Rolando devastante, De Vitis diligente, il Brescia si affida al carattere di Martinelli

"A farsi le ossa" è la rubrica settimanale che vi tiene aggiornati sulle prestazioni dei giovani blucerchiati in prestito nelle serie minori.
16.05.2017 16:13 di Andrea Vazzoler  articolo letto 6167 volte
© foto di Federico Gaetano
Rolando devastante, De Vitis diligente, il Brescia si affida al carattere di Martinelli

In attesa delle sfide di playoff e playout di Lega Pro del prossimo weekend, e con Jakub Hromada ancora indisponibile al Viktoria Plzen, c’è spazio solo per i giovani blucerchiati in prestito in Serie B.

Ormai già retrocesso da tre partite, il Latina continua ad onorare il campionato con una buona prestazione, 2-2 contro il Perugia, che testimonia ancora una volta come il campionato dei nerazzurri sarebbe potuto essere ben diverso con qualche problema societario in meno ed una maggiore concretezza sul campo. La sfida contro gli umbri infatti, rispecchia un po’ tutta la stagione della squadra di Vivarini: buona costruzione di gioco, sia sotto l’aspetto qualitativo che quantitativo, ma poca determinazione sotto porta. Tra i blucerchiati in campo, Alessandro De Vitis, perseguitato dagli infortuni per tutto l’anno, non puo’ essere lucido per tutti i novanta minuti, tuttavia detta bene i tempi in mezzo al campo in modo ordinato e intelligente dimostrando ancora grande maturità. Gabriele Rolando invece, in campo solo nella ripresa, sfoggia una delle migliori prestazioni stagionali: il centrocampista genovese sembra indiavolato, copre bene in fase difensiva, ma è devastate quando spinge, creando spesso la superiorità numerica e conquistando il rigore che vale il pareggio finale.

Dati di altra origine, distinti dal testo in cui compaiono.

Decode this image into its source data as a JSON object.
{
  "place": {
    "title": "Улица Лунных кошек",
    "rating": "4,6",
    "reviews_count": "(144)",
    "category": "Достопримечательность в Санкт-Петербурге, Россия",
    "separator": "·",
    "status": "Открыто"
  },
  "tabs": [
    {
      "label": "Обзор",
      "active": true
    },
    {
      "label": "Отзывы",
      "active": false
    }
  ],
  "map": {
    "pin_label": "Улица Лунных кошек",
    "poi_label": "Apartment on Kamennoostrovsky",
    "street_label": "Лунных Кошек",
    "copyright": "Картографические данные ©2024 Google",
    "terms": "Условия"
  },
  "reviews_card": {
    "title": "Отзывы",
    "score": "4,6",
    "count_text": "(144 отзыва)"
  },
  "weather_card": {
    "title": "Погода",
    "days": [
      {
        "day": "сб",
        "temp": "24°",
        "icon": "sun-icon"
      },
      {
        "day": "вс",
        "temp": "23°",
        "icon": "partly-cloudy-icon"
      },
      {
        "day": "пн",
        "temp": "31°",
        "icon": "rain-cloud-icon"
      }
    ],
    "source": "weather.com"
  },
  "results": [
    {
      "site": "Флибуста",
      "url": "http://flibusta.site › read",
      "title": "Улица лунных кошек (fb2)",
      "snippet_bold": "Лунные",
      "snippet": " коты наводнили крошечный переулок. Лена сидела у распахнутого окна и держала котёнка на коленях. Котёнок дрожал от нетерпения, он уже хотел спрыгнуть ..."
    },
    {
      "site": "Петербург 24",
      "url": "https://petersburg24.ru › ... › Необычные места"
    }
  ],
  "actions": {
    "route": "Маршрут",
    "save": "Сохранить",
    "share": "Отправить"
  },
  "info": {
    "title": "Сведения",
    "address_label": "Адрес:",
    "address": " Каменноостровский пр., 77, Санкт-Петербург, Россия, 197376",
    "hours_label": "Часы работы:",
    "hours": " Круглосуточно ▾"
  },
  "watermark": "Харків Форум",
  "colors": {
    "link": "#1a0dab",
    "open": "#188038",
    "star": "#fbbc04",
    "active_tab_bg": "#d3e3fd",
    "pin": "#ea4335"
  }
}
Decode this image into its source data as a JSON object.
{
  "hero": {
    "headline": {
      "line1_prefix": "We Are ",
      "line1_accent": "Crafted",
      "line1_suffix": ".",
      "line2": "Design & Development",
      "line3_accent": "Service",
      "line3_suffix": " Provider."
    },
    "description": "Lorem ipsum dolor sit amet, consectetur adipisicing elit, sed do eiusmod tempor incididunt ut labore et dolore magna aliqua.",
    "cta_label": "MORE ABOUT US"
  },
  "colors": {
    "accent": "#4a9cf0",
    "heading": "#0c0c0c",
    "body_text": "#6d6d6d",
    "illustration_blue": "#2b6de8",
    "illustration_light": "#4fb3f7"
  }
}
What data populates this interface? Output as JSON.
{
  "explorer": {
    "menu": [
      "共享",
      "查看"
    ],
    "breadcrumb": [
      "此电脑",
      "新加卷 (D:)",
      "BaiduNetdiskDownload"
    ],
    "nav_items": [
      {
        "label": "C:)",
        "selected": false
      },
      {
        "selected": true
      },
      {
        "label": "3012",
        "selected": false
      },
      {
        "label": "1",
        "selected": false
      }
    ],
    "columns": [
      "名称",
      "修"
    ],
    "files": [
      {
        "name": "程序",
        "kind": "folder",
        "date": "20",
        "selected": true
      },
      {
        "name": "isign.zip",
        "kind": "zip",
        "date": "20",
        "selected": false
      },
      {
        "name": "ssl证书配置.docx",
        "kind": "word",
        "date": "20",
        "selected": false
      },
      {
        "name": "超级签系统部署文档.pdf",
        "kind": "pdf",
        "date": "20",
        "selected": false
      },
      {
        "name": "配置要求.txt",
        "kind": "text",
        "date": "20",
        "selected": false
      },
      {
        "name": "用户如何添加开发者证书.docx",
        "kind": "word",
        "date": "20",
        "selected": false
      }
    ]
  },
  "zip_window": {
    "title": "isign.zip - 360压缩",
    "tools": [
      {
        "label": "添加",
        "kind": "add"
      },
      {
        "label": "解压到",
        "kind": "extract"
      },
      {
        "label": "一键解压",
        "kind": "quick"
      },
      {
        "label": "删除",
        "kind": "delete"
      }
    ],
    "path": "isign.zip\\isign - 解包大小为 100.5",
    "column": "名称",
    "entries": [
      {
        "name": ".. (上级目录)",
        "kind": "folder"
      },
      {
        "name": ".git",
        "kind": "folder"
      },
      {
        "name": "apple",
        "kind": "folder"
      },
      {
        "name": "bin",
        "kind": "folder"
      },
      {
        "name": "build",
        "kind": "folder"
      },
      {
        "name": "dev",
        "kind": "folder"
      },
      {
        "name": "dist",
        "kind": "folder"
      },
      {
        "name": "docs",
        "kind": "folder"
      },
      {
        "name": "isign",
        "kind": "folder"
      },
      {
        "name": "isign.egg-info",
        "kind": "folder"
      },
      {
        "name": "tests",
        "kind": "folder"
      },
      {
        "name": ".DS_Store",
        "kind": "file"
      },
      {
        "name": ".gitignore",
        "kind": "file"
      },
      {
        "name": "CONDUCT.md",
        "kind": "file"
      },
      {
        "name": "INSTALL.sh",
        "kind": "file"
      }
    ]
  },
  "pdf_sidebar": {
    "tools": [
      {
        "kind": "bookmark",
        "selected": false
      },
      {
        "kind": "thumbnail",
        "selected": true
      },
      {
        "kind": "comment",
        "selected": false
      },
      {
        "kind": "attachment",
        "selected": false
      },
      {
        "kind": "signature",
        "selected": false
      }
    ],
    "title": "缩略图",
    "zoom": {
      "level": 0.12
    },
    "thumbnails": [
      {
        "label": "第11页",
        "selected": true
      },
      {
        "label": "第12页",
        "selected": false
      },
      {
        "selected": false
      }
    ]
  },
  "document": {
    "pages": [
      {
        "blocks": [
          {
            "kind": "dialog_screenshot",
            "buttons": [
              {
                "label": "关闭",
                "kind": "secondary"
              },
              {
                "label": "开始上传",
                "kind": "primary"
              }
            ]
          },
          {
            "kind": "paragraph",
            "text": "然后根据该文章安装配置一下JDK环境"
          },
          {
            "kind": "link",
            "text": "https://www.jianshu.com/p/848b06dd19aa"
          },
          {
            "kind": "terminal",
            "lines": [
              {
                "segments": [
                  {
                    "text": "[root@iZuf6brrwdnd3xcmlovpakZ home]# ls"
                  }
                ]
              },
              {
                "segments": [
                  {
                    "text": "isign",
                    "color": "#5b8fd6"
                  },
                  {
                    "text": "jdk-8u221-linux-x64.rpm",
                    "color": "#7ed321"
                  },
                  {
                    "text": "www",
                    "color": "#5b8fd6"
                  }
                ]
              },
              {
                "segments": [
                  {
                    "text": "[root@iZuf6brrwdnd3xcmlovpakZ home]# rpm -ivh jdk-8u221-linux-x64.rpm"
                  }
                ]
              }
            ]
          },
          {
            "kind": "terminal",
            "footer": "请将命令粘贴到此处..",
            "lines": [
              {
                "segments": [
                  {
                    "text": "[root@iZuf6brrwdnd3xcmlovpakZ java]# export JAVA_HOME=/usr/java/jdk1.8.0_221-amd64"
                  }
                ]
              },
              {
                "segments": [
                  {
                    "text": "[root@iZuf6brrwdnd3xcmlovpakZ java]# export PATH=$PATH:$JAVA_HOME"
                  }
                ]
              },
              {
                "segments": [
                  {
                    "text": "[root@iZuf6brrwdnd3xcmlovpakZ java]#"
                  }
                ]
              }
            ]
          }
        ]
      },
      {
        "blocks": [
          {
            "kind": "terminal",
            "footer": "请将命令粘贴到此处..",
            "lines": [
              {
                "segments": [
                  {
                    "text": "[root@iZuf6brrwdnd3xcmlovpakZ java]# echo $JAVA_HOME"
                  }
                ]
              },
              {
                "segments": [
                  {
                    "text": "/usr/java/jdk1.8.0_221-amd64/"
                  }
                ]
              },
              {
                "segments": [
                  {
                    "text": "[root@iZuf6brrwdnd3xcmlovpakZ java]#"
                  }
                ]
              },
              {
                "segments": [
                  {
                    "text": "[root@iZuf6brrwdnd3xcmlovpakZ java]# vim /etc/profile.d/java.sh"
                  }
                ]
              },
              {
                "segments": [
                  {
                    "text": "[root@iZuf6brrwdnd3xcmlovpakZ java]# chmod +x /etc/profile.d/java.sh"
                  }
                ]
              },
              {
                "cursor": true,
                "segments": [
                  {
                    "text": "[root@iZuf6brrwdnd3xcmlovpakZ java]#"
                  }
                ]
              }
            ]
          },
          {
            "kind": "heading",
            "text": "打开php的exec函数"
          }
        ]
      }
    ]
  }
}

Anche tra Brescia e Pro Vercelli termina 2-2 con la squadra di Cagni costretta a giocarsi la permanenza in categoria nella decisiva sfida del Rigamonti di giovedì contro il Trapani. Le Rondinelle, prima in vantaggio con Coly, si trovano poi sotto e pescano il pareggio con Caracciolo nel finale in una sfida che regala qualche emozione e che tuttavia soddisfa entrambe le squadre. Con Federico Bonazzoli ancora indisponibile, è Alessandro Martinelli a fornire il solito apporto di quantità e carattere ai lombardi. Il centrocampista svizzero, come consuetudine, si dà parecchio da fare in fase d’interdizione ma riesce anche a dare un buon contributo alla fase offensiva senza però purtroppo concludere molto.

Per il Carpi un pareggio esterno che vale la speranza di restare in corsa playoff: in casa della corazzata Verona gli uomini di Castori passano in vantaggio con una perla di Letizia, e resistono con ordine alle sfuriate gialloblu, aiutati dai legni e da uno strepitoso Belec. Il Verona trova il pareggio soltanto al 37' della ripresa, trovandosi così costretto a rimandare la festa promozione. Tra le fila del Carpi Di Gaudio viene inizialmente preferito a Francesco Fedato, il quale subentra a ravvivare la corsia mancina soltanto nei minuti finali.